Calibrating OpenPGP CA security/usability tradeoffs
OpenPGP CA prescribes some aspects of how to use OpenPGP within an organization. However, there are also some degrees of freedom in how to deploy OpenPGP CA. Organizations need to make some decisions before rolling out OpenPGP CA.
Protecting the CA key
When setting up a new CA, the operator needs to choose between two modes of handling the CA key:
- OpenPGP card-backed, and
The two modes have different security and operational implications:
OpenPGP card-backed operation
OpenPGP card-backed operation has the advantage that the computer that runs the CA has no direct access to the private key material of the CA key.
However, an additional (though inexpensive) hardware device is necessary. Additionally, decisions about how to handle the device need to be made. Does it stay on the person of one CA operator? Does it stay connected to the machine that runs the CA? Various approaches can be appropriate, depending on the circumstances.
OpenPGP card-backed operation mode is recommended, in most cases. For a deeper discussion of details see “The OpenPGP card backend”.
In softkey mode, the OpenPGP CA database contains the private key of the CA. This private key needs to be protected: it can create certifications that all users in the organization trust implicitly. If an attacker gets access to the private CA key, they can certify keys to perform man-in-the-middle attacks on users.
The OpenPGP CA database itself is not encrypted or otherwise protected, and the CA key is not currently password protected. This means that the database file needs to be protected appropriately (e.g. stored on removable encrypted storage, like dm-crypt/LUKS).

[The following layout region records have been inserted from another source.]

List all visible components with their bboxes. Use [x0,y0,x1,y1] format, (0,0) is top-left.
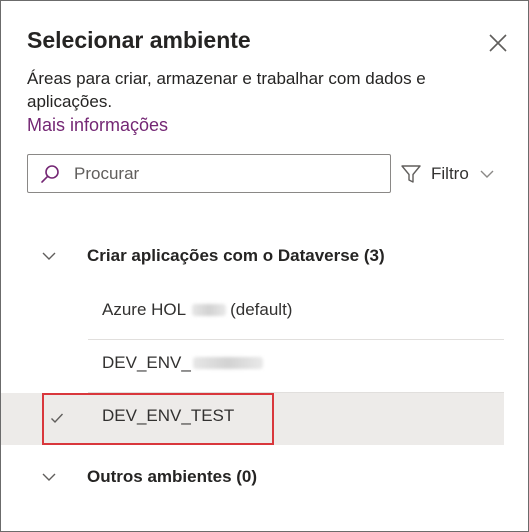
environment-label: Azure HOL (default) [102,300,292,320]
environment-name: Azure HOL [102,300,187,319]
group-label: Criar aplicações com o Dataverse (3) [87,246,385,265]
environment-default-tag: (default) [230,300,293,319]
environment-item[interactable]: Azure HOL (default) [1,287,504,339]
environment-name: DEV_ENV_ [102,353,191,372]
more-info-link[interactable]: Mais informações [27,115,168,136]
group-header-dataverse[interactable]: Criar aplicações com o Dataverse (3) [1,238,528,274]
redacted-text [192,304,227,316]
redacted-text [192,357,263,369]
environment-item-selected[interactable]: DEV_ENV_TEST [1,393,504,445]
filter-label: Filtro [431,164,469,183]
select-environment-panel: Selecionar ambiente Áreas para criar, ar… [0,0,529,532]
search-input[interactable] [74,155,384,192]
panel-description: Áreas para criar, armazenar e trabalhar … [27,69,426,111]
filter-icon [401,165,421,183]
filter-button[interactable]: Filtro [400,161,495,187]
environment-label: DEV_ENV_TEST [102,406,234,426]
chevron-down-icon [480,170,494,178]
group-label: Outros ambientes (0) [87,467,258,486]
environment-name: DEV_ENV_TEST [102,406,235,425]
close-icon[interactable] [487,32,509,54]
checkmark-icon [51,413,64,424]
panel-title: Selecionar ambiente [27,27,251,53]
environment-item[interactable]: DEV_ENV_ [1,340,504,392]
search-icon [41,165,59,183]
group-header-other[interactable]: Outros ambientes (0) [1,459,528,495]
chevron-down-icon [42,473,56,481]
search-box[interactable] [27,154,391,193]
environment-label: DEV_ENV_ [102,353,263,373]
chevron-down-icon [42,252,56,260]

Does my organization need an offline OpenPGP CA, or is an online instance okay?
If the risk of a compromised CA key is unacceptable, OpenPGP CA should be run on an air-gapped (“offline”) system.

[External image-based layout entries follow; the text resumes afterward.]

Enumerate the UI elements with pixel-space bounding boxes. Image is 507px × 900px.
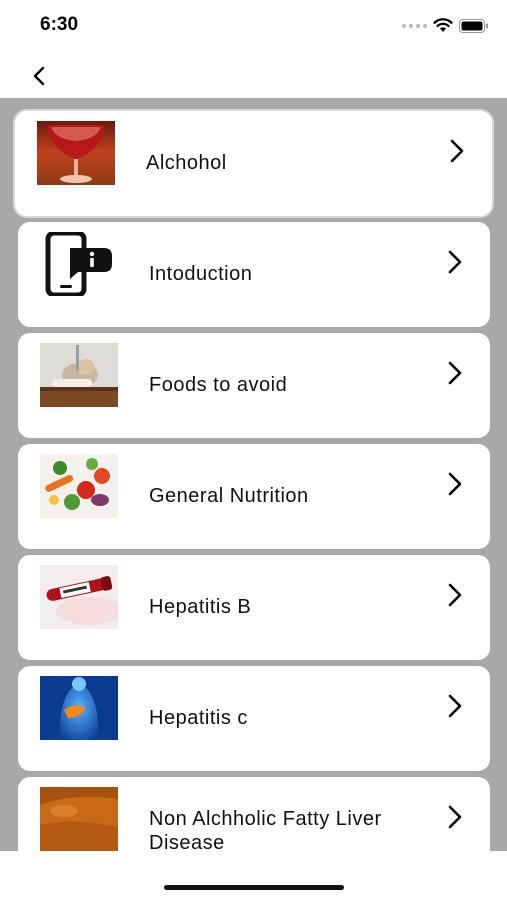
vegetables-photo xyxy=(40,454,118,518)
blood-tube-photo xyxy=(40,565,118,629)
list-item-label: Hepatitis B xyxy=(149,596,252,618)
list-item-label: Hepatitis c xyxy=(149,707,248,729)
list-item-label: Foods to avoid xyxy=(149,374,288,396)
list-item[interactable]: Alchohol xyxy=(15,111,492,216)
list-item[interactable]: Intoduction xyxy=(18,222,490,327)
chevron-right-icon xyxy=(448,472,462,496)
bottom-safe-area xyxy=(0,851,507,900)
wifi-icon xyxy=(433,18,453,32)
wine-glass-photo xyxy=(37,121,115,185)
phone-info-icon xyxy=(40,232,118,296)
chevron-right-icon xyxy=(448,694,462,718)
list-item-label: Alchohol xyxy=(146,152,227,174)
topics-list[interactable]: Alchohol Intoduction Foods to avoid Gene… xyxy=(0,98,507,851)
chevron-right-icon xyxy=(448,361,462,385)
status-bar: 6:30 xyxy=(0,0,507,50)
chevron-right-icon xyxy=(448,805,462,829)
chevron-right-icon xyxy=(450,139,464,163)
list-item[interactable]: General Nutrition xyxy=(18,444,490,549)
chevron-right-icon xyxy=(448,250,462,274)
list-item-label: General Nutrition xyxy=(149,485,309,507)
fatty-liver-photo xyxy=(40,787,118,851)
back-button[interactable] xyxy=(26,60,56,90)
status-icons xyxy=(402,16,489,36)
chevron-left-icon xyxy=(33,66,45,86)
list-item[interactable]: Foods to avoid xyxy=(18,333,490,438)
list-item[interactable]: Hepatitis c xyxy=(18,666,490,771)
home-indicator[interactable] xyxy=(164,885,344,890)
sleeping-man-photo xyxy=(40,343,118,407)
list-item[interactable]: Non Alchholic Fatty Liver Disease xyxy=(18,777,490,851)
nav-bar xyxy=(0,50,507,98)
liver-anatomy-photo xyxy=(40,676,118,740)
list-item-label: Non Alchholic Fatty Liver Disease xyxy=(149,808,382,851)
status-time: 6:30 xyxy=(40,14,79,35)
list-item[interactable]: Hepatitis B xyxy=(18,555,490,660)
signal-dots-icon xyxy=(402,24,427,28)
chevron-right-icon xyxy=(448,583,462,607)
list-item-label: Intoduction xyxy=(149,263,253,285)
battery-icon xyxy=(459,19,488,33)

For offline instances we suggest running OpenPGP CA on tails.
Should my organization use the centralized or decentralized workflows?
Centralized key creation is a convenient workflow, but it means that the CA admin has access to the users’ private keys during key creation.

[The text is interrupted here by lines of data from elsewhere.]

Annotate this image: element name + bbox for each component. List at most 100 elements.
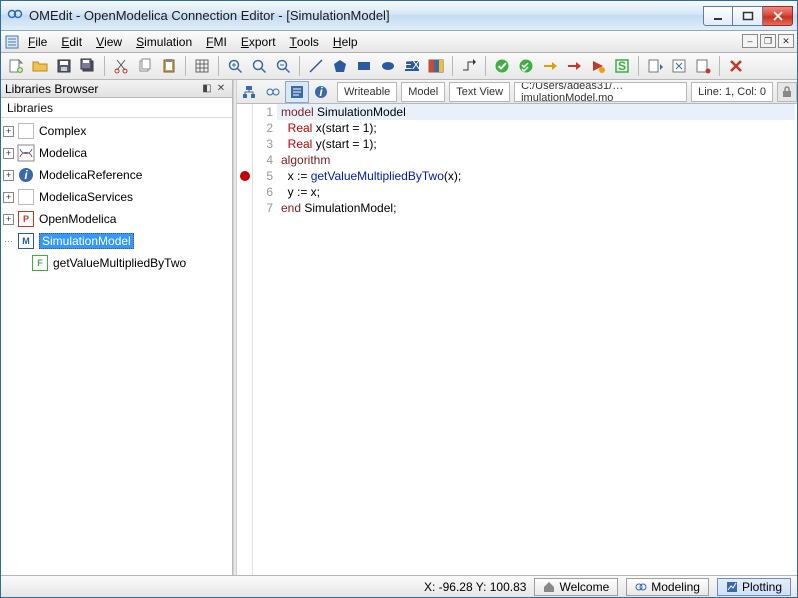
expand-icon[interactable]: + bbox=[3, 214, 14, 225]
mdi-close-button[interactable]: ✕ bbox=[778, 34, 794, 48]
undock-icon[interactable]: ◧ bbox=[200, 82, 214, 96]
simulation-setup-button[interactable]: S bbox=[611, 55, 633, 77]
lock-icon[interactable] bbox=[777, 82, 797, 102]
window-title: OMEdit - OpenModelica Connection Editor … bbox=[29, 8, 703, 23]
tree-item-complex[interactable]: + Complex bbox=[1, 120, 232, 142]
shape-rect-button[interactable] bbox=[353, 55, 375, 77]
zoom-out-button[interactable] bbox=[272, 55, 294, 77]
view-diagram-button[interactable] bbox=[261, 81, 285, 103]
menu-edit[interactable]: Edit bbox=[54, 31, 89, 52]
code-text[interactable]: model SimulationModel Real x(start = 1);… bbox=[277, 104, 797, 575]
save-button[interactable] bbox=[53, 55, 75, 77]
writeable-status[interactable]: Writeable bbox=[337, 82, 397, 102]
tree-icon bbox=[17, 188, 35, 206]
tree-item-label: getValueMultipliedByTwo bbox=[53, 256, 186, 270]
check-all-button[interactable] bbox=[515, 55, 537, 77]
menubar: FileEditViewSimulationFMIExportToolsHelp… bbox=[1, 31, 797, 53]
shape-polygon-button[interactable] bbox=[329, 55, 351, 77]
menu-fmi[interactable]: FMI bbox=[199, 31, 234, 52]
open-file-button[interactable] bbox=[29, 55, 51, 77]
export-figaro-button[interactable] bbox=[692, 55, 714, 77]
clear-button[interactable] bbox=[725, 55, 747, 77]
instantiate-button[interactable] bbox=[539, 55, 561, 77]
zoom-reset-button[interactable] bbox=[248, 55, 270, 77]
plotting-tab-button[interactable]: Plotting bbox=[717, 578, 791, 596]
view-icon-button[interactable] bbox=[237, 81, 261, 103]
tree-icon bbox=[17, 144, 35, 162]
menu-simulation[interactable]: Simulation bbox=[129, 31, 199, 52]
welcome-tab-label: Welcome bbox=[559, 580, 609, 594]
grid-button[interactable] bbox=[191, 55, 213, 77]
cut-button[interactable] bbox=[110, 55, 132, 77]
panel-close-icon[interactable]: ✕ bbox=[214, 82, 228, 96]
menu-file[interactable]: File bbox=[21, 31, 54, 52]
save-all-button[interactable] bbox=[77, 55, 99, 77]
zoom-in-button[interactable] bbox=[224, 55, 246, 77]
modeling-tab-button[interactable]: Modeling bbox=[626, 578, 709, 596]
menu-view[interactable]: View bbox=[89, 31, 129, 52]
tree-item-label: ModelicaReference bbox=[39, 168, 142, 182]
menu-tools[interactable]: Tools bbox=[283, 31, 326, 52]
copy-button[interactable] bbox=[134, 55, 156, 77]
breakpoint-gutter[interactable] bbox=[237, 104, 253, 575]
editor-toolbar: i Writeable Model Text View C:/Users/ade… bbox=[237, 80, 797, 104]
export-fmu-button[interactable] bbox=[644, 55, 666, 77]
mdi-restore-button[interactable]: ❐ bbox=[760, 34, 776, 48]
check-model-button[interactable] bbox=[491, 55, 513, 77]
shape-text-button[interactable]: TEXT bbox=[401, 55, 423, 77]
editor-area: i Writeable Model Text View C:/Users/ade… bbox=[237, 80, 797, 575]
shape-line-button[interactable] bbox=[305, 55, 327, 77]
simulate-anim-button[interactable] bbox=[587, 55, 609, 77]
tree-icon: M bbox=[17, 232, 35, 250]
tree-item-label: ModelicaServices bbox=[39, 190, 133, 204]
expand-icon[interactable]: + bbox=[3, 148, 14, 159]
doc-system-icon[interactable] bbox=[3, 31, 21, 52]
tree-item-simulationmodel[interactable]: ⋯MSimulationModel bbox=[1, 230, 232, 252]
libraries-tree[interactable]: +Complex+Modelica+iModelicaReference+Mod… bbox=[1, 118, 232, 575]
cursor-pos-field: Line: 1, Col: 0 bbox=[691, 82, 773, 102]
tree-item-label: Complex bbox=[39, 124, 86, 138]
minimize-button[interactable] bbox=[703, 6, 733, 26]
titlebar: OMEdit - OpenModelica Connection Editor … bbox=[1, 1, 797, 31]
expand-icon[interactable]: + bbox=[3, 170, 14, 181]
simulate-button[interactable] bbox=[563, 55, 585, 77]
code-editor[interactable]: 1234567 model SimulationModel Real x(sta… bbox=[237, 104, 797, 575]
svg-text:TEXT: TEXT bbox=[404, 58, 420, 72]
shape-bitmap-button[interactable] bbox=[425, 55, 447, 77]
tree-item-getvaluemultipliedbytwo[interactable]: FgetValueMultipliedByTwo bbox=[1, 252, 232, 274]
view-text-button[interactable] bbox=[285, 81, 309, 103]
menu-export[interactable]: Export bbox=[234, 31, 283, 52]
tree-item-label: OpenModelica bbox=[39, 212, 116, 226]
menu-help[interactable]: Help bbox=[326, 31, 365, 52]
main-toolbar: TEXT S bbox=[1, 53, 797, 80]
menu-items: FileEditViewSimulationFMIExportToolsHelp bbox=[21, 31, 365, 52]
breakpoint-icon[interactable] bbox=[240, 171, 250, 181]
tree-item-label: Modelica bbox=[39, 146, 87, 160]
tree-icon: F bbox=[31, 254, 49, 272]
plotting-tab-label: Plotting bbox=[742, 580, 782, 594]
scope-field[interactable]: Model bbox=[401, 82, 445, 102]
window-buttons bbox=[703, 6, 793, 26]
connect-mode-button[interactable] bbox=[458, 55, 480, 77]
expand-icon[interactable]: + bbox=[3, 192, 14, 203]
welcome-tab-button[interactable]: Welcome bbox=[534, 578, 618, 596]
tree-item-modelicaservices[interactable]: + ModelicaServices bbox=[1, 186, 232, 208]
expand-icon[interactable]: + bbox=[3, 126, 14, 137]
tree-icon: i bbox=[17, 166, 35, 184]
maximize-button[interactable] bbox=[733, 6, 763, 26]
mdi-minimize-button[interactable]: – bbox=[742, 34, 758, 48]
new-file-button[interactable] bbox=[5, 55, 27, 77]
file-path-field[interactable]: C:/Users/adeas31/…imulationModel.mo bbox=[514, 82, 687, 102]
tree-item-openmodelica[interactable]: +POpenModelica bbox=[1, 208, 232, 230]
paste-button[interactable] bbox=[158, 55, 180, 77]
app-window: OMEdit - OpenModelica Connection Editor … bbox=[0, 0, 798, 598]
close-button[interactable] bbox=[763, 6, 793, 26]
view-mode-field[interactable]: Text View bbox=[449, 82, 510, 102]
tree-item-modelicareference[interactable]: +i ModelicaReference bbox=[1, 164, 232, 186]
libraries-heading: Libraries bbox=[1, 98, 232, 118]
export-xml-button[interactable] bbox=[668, 55, 690, 77]
shape-ellipse-button[interactable] bbox=[377, 55, 399, 77]
view-doc-button[interactable]: i bbox=[309, 81, 333, 103]
app-icon bbox=[7, 6, 23, 25]
tree-item-modelica[interactable]: + Modelica bbox=[1, 142, 232, 164]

This means that if the CA admin machine is compromised, an attacker may get access to new users’ private key material.
This workflow also opens the possibility that law enforcement (or other actors) could coerce the CA admin to disclose private key material.
If a third party has access to the private key material of a user, they can read messages that are encrypted to the user, as well as forge signatures and certifications.
The decentralized workflow avoids these pitfalls, but makes adding new users more cumbersome: not only the key, but also the certifications and the revocation certificates need to be created on the user’s system, and sent to the OpenPGP CA admin. The main focus of the next version of OpenPGP CA is simplifying this workflow by adding support to GPG Sync to do the initial setup.
Should keys be public?
Some individuals shouldn’t be readily associated with an organization. For instance, a journalist may work for some organization, but that association should not be published. In these cases, it is best to not only not give such users an email address, but the user’s key should not be publicly certified. Such keys could be added to a private GPG Sync-style keylist. But, even this should be done with care.